Charles B. Chang
Charles B. Chang is a professor in the Department of Linguistics and Translation at City University of Hong Kong. Chang is an associate editor of the journal Second Language Research and a Life Member of the Linguistic Society of America.
Biography
Selected as a Coca-Cola Scholar and a U.S. Presidential Scholar from New York in 1999, Chang completed his undergraduate education at Harvard University, graduating Phi Beta Kappa in 2003. He received an MPhil in English and applied linguistics from Trinity College, Cambridge, in 2006 and a PhD in linguistics from the University of California, Berkeley in 2010, writing a dissertation entitled "First language phonetic drift during second language acquisition."Chang is the recipient of several grants, fellowships, and awards, including a Fulbright Program Fellowship, a Gates Cambridge Scholarship, and grants from the U.S. National Science Foundation, the U.S. National Institutes of Health, and the University Grants Committee (Hong Kong). In 2016, he was awarded the Peter Paul Career Development Professorship at Boston University. In 2019, he was invited to the Distinguished Professors' Lectures Series at Adam Mickiewicz University in Poznań. In 2022, he was honored with the Early Career Award by the Linguistic Society of America "for contributions to the understanding of bilingual sound systems and cross-linguistic interactions, phonetic drift, and language learning over the lifespan, and to fostering diversity and inclusion within linguistics" and was named a Fellow of the Psychonomic Society. In 2023, he was awarded the inaugural Anne Cutler International Visiting Fellowship by Western Sydney University as well as a Humboldt Research Fellowship for Experienced Researchers by the Alexander von Humboldt Foundation.

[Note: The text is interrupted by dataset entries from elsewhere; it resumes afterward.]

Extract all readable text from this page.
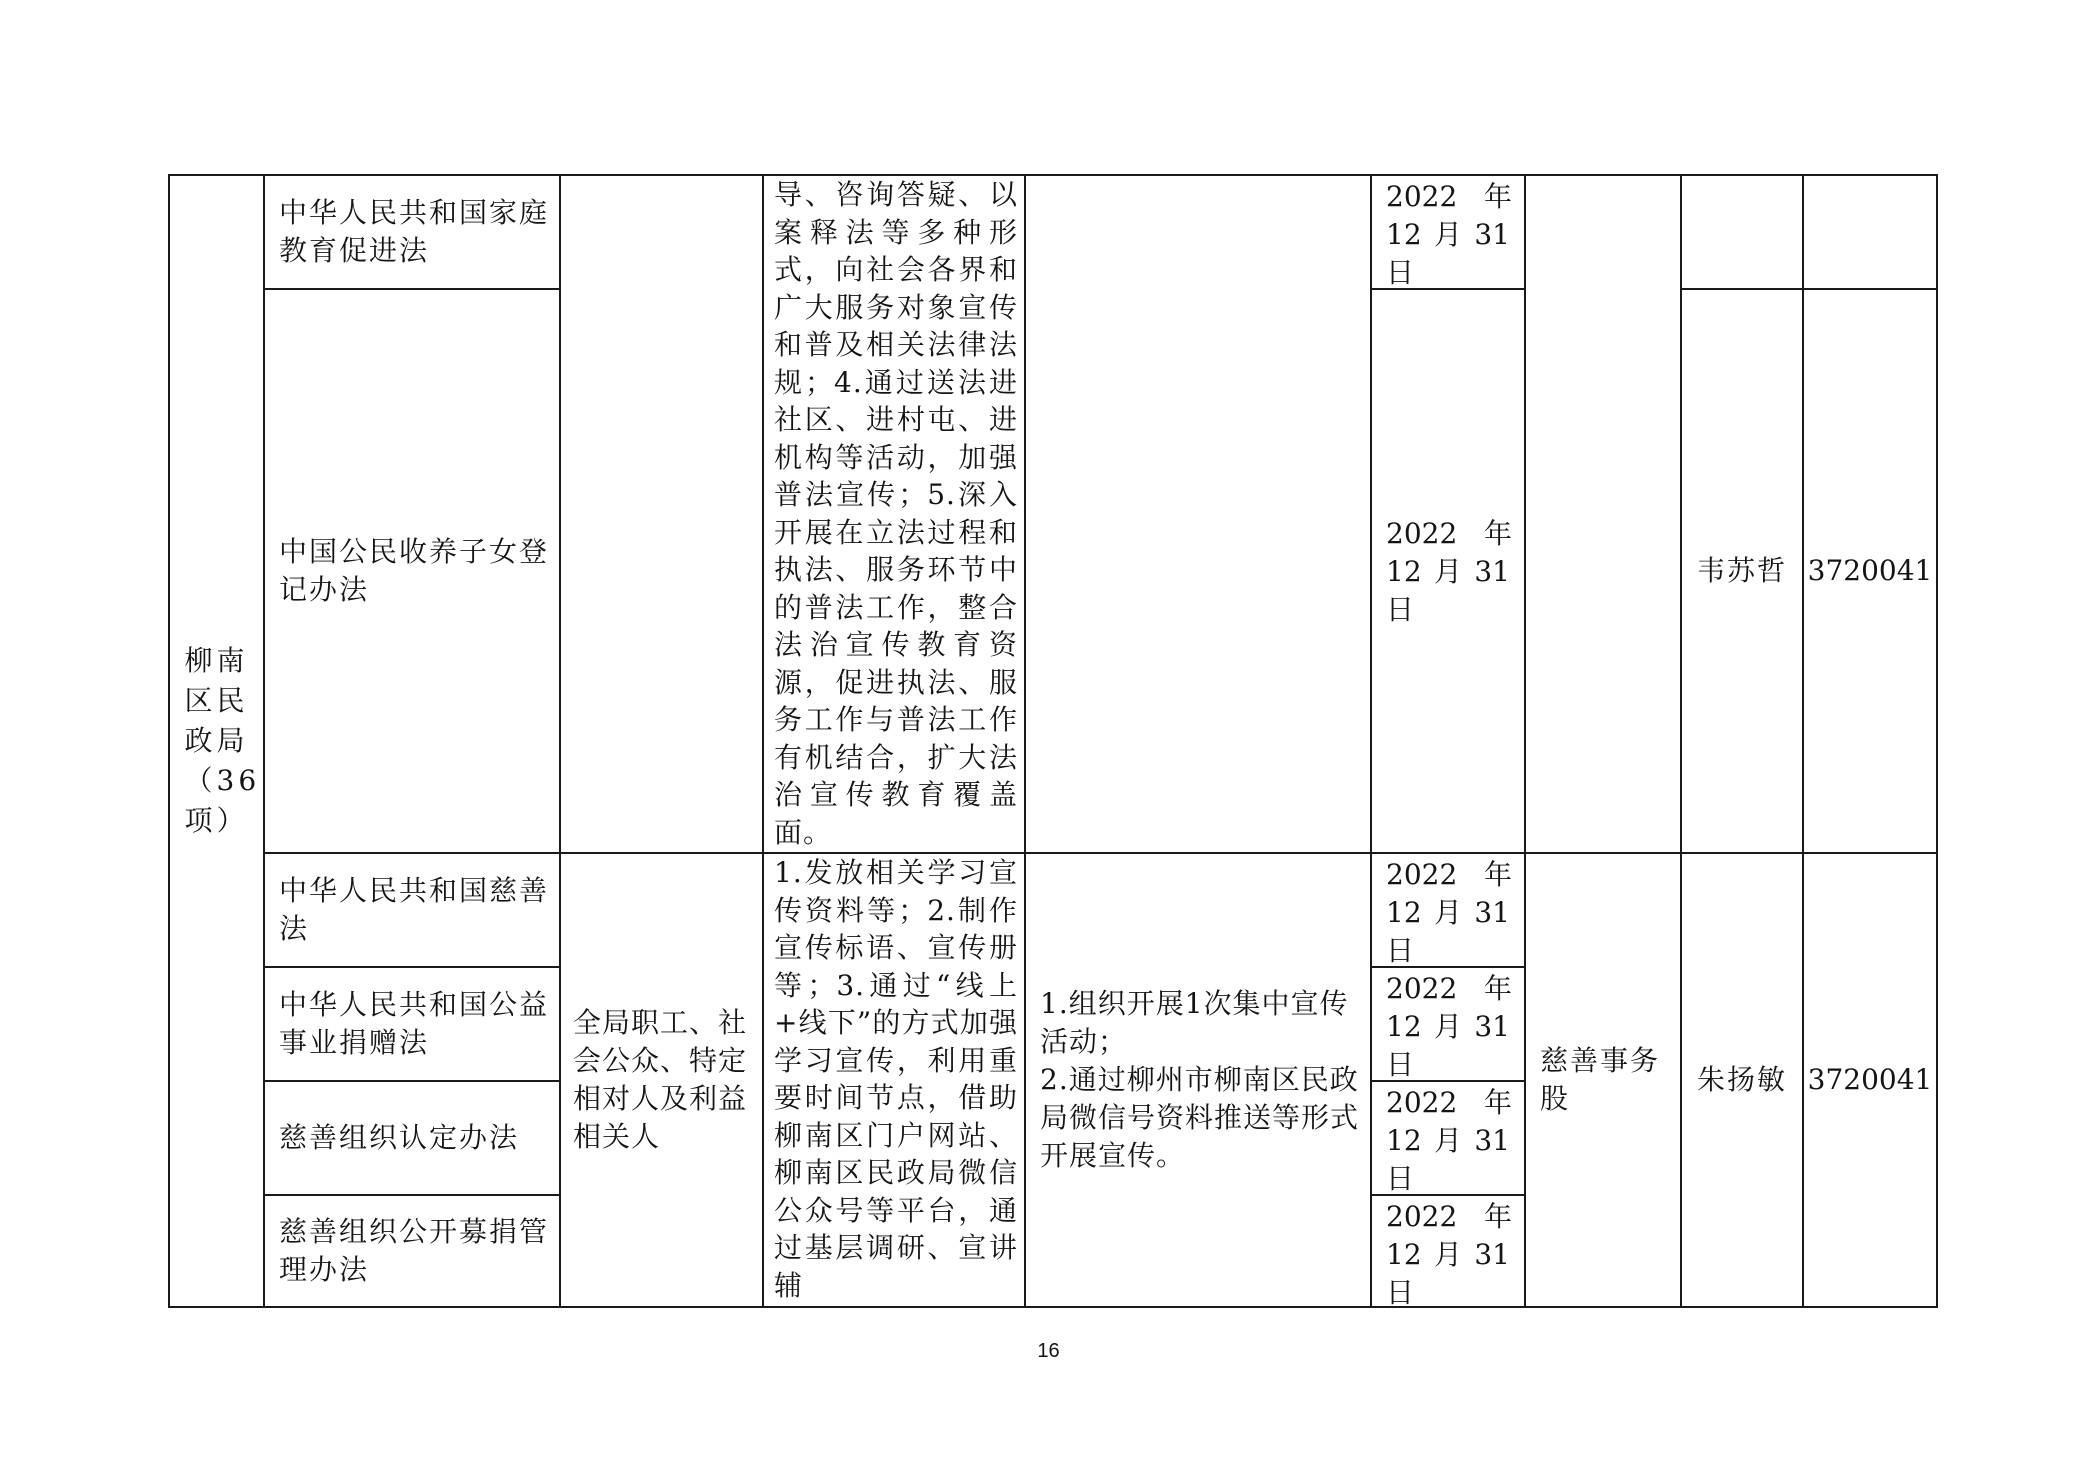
柳南区民政局（36项）
中华人民共和国家庭教育促进法
中国公民收养子女登记办法
导、咨询答疑、以案释法等多种形式，向社会各界和广大服务对象宣传和普及相关法律法规；4.通过送法进社区、进村屯、进机构等活动，加强普法宣传；5.深入开展在立法过程和执法、服务环节中的普法工作，整合法治宣传教育资源，促进执法、服务工作与普法工作有机结合，扩大法治宣传教育覆盖面。
2022 年
12 月 31
日
2022 年
12 月 31
日
韦苏哲 3720041
中华人民共和国慈善法
中华人民共和国公益事业捐赠法
慈善组织认定办法
慈善组织公开募捐管理办法
全局职工、社会公众、特定相对人及利益相关人
1.发放相关学习宣传资料等；2.制作宣传标语、宣传册等；3.通过“线上+线下”的方式加强学习宣传，利用重要时间节点，借助柳南区门户网站、柳南区民政局微信公众号等平台，通过基层调研、宣讲辅
1.组织开展1次集中宣传活动；
2.通过柳州市柳南区民政局微信号资料推送等形式开展宣传。
2022 年
12 月 31
日
2022 年
12 月 31
日
2022 年
12 月 31
日
2022 年
12 月 31
日
慈善事务股
朱扬敏 3720041
16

Prior to his appointment at City University of Hong Kong, Chang taught at the University of Maryland, College Park, Rice University, SOAS University of London, and Boston University. His research is in the areas of phonetics, phonology, language acquisition, and language attrition, with a focus on second-language acquisition and multilingualism in adulthood and heritage language speakers and learners. He is known for discovering changes to the native language sound system occurring at the beginning of second-language acquisition and, more generally, native language phonetic modifications due to recent second-language experience, which he termed phonetic drift. He is also known for documenting a "native-language transfer benefit" in second-language speech perception whereby non-native listeners outperform native listeners due to the influence of advantageous experience from their other language.
Published works (selected)
- Chang, Charles B.. Rapid and multifaceted effects of second-language learning on first-language speech production. Journal of Phonetics, 40, 249–268.
- Chang, Charles B.. A novelty effect in phonetic drift of the native language. Journal of Phonetics, 41, 520–533.
- Chang, Charles B.. Bilingual perceptual benefits of experience with a heritage language. Bilingualism: Language and Cognition, 19, 791–809.
- Chang, Charles B.. Language change and linguistic inquiry in a world of multicompetence: Sustained phonetic drift and its implications for behavioral linguistic research. Journal of Phonetics, 74, 96-113.
- Chang, Charles B.. Phonetic drift. In Monika S. Schmid and Barbara Köpke, The Oxford handbook of language attrition, pp. 191–203. Oxford, UK: Oxford University Press.
- Chang, Charles B. and Alan Mishler.. Evidence for language transfer leading to a perceptual advantage for non-native listeners. Journal of the Acoustical Society of America, 132, 2700–2710.
- Chang, Charles B. and Yao Yao.. Toward an understanding of heritage prosody: Acoustic and perceptual properties of tone produced by heritage, native, and second language speakers of Mandarin. Heritage Language Journal, 13, 134–160.
- Chang, Charles B., Yao Yao, Erin F. Haynes, and Russell Rhodes.. Production of phonetic and phonological contrast by heritage speakers of Mandarin. Journal of the Acoustical Society of America, 129, 3964–3980.